W niedzielę zamknięte na co dzień drzwi klasztoru Zgromadzenia Sióstr Rodziny Betańskiej w Kazimierzu Dolnym były otwarte dla turystów. Na odwiedzających czekały przysmaki i wyroby rękodzielnicze specjalnie przygotowane przez siostry na tę okazję oraz mnóstwo innych atrakcji.
Siostry liczą na pozytywny odbiór ich pomysłu. – Dla tych, którzy nie mają z nami bezpośredniego kontaktu, do idealna okazja żeby zobaczyć jak tu żyjemy i co robimy oprócz modlitwy – komentuje siostra Karolina Kołodziejczyk. – Być może zmienią zdanie ci, którzy znają nas tylko z głośnej afery medialnej sprzed dwóch lat.

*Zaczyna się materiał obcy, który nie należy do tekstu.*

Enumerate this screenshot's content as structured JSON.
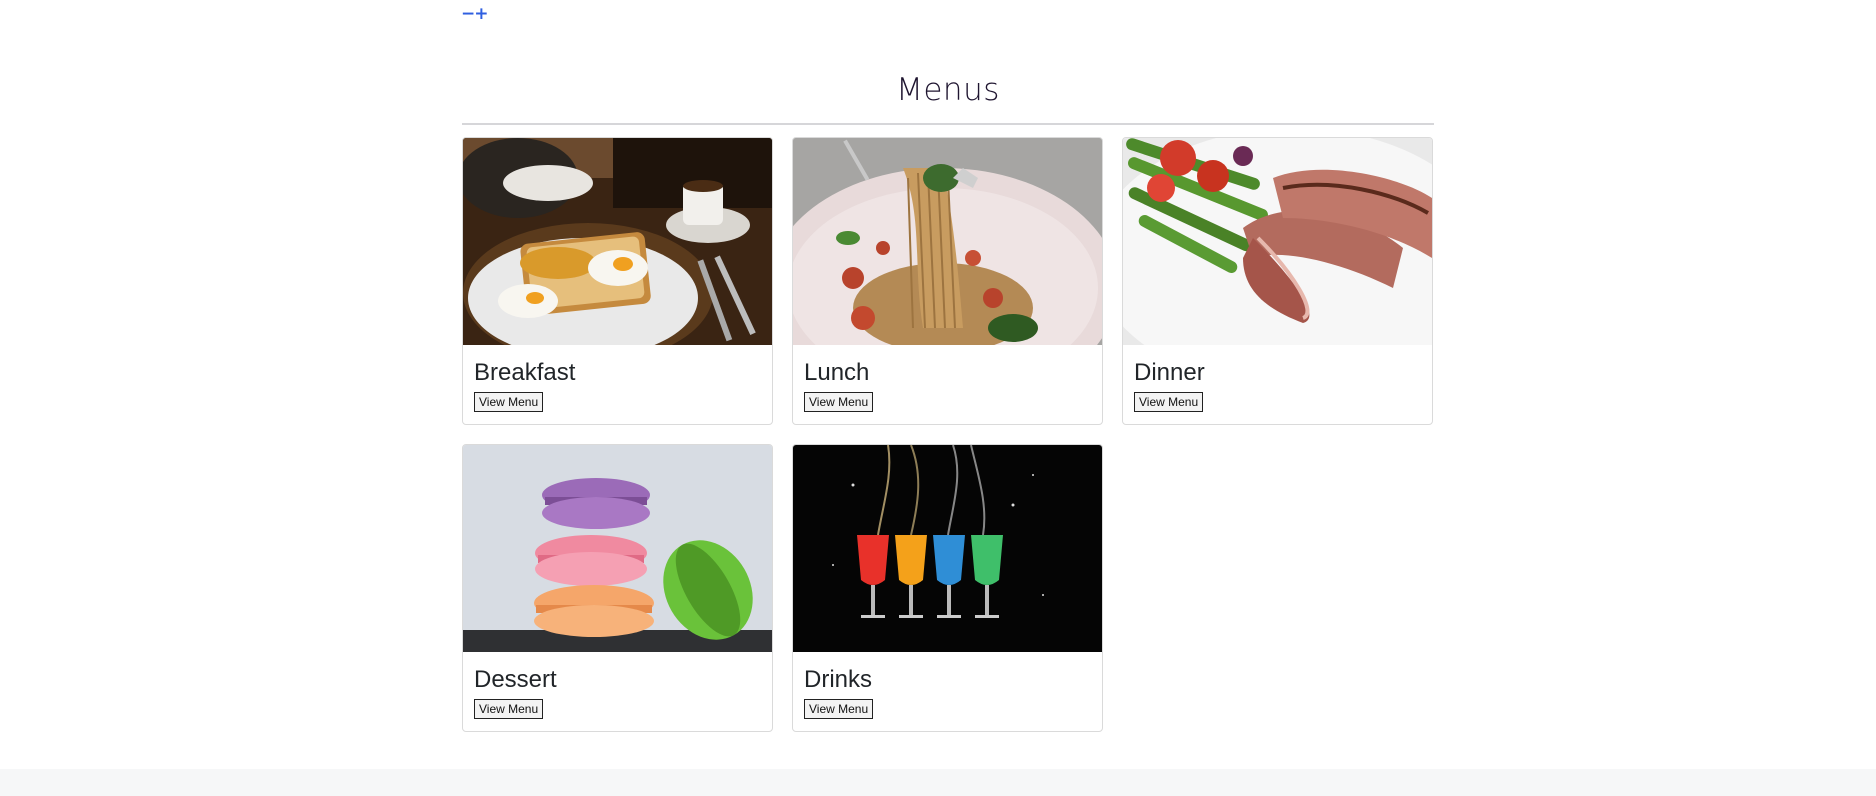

Dla odwiedzających, których nie brakowało mimo kiepskiej pogody siostry udostępniły reflektarz zakonny – miejsce, gdzie spożywają posiłki. Do prywatnej części klasztoru wstępu nie było. – To dlatego, że zakon ma swoją klauzulę, której musimy przestrzegać. Ale mamy nadzieję, że takie imprezy będziemy teraz mogły organizować co roku. Wtedy być może udostępnimy kaplicę – mówi siostra Karolina.
Jeszcze dzisiejszego wieczoru odbędą się koncerty Eleni i Jacka Kieroka.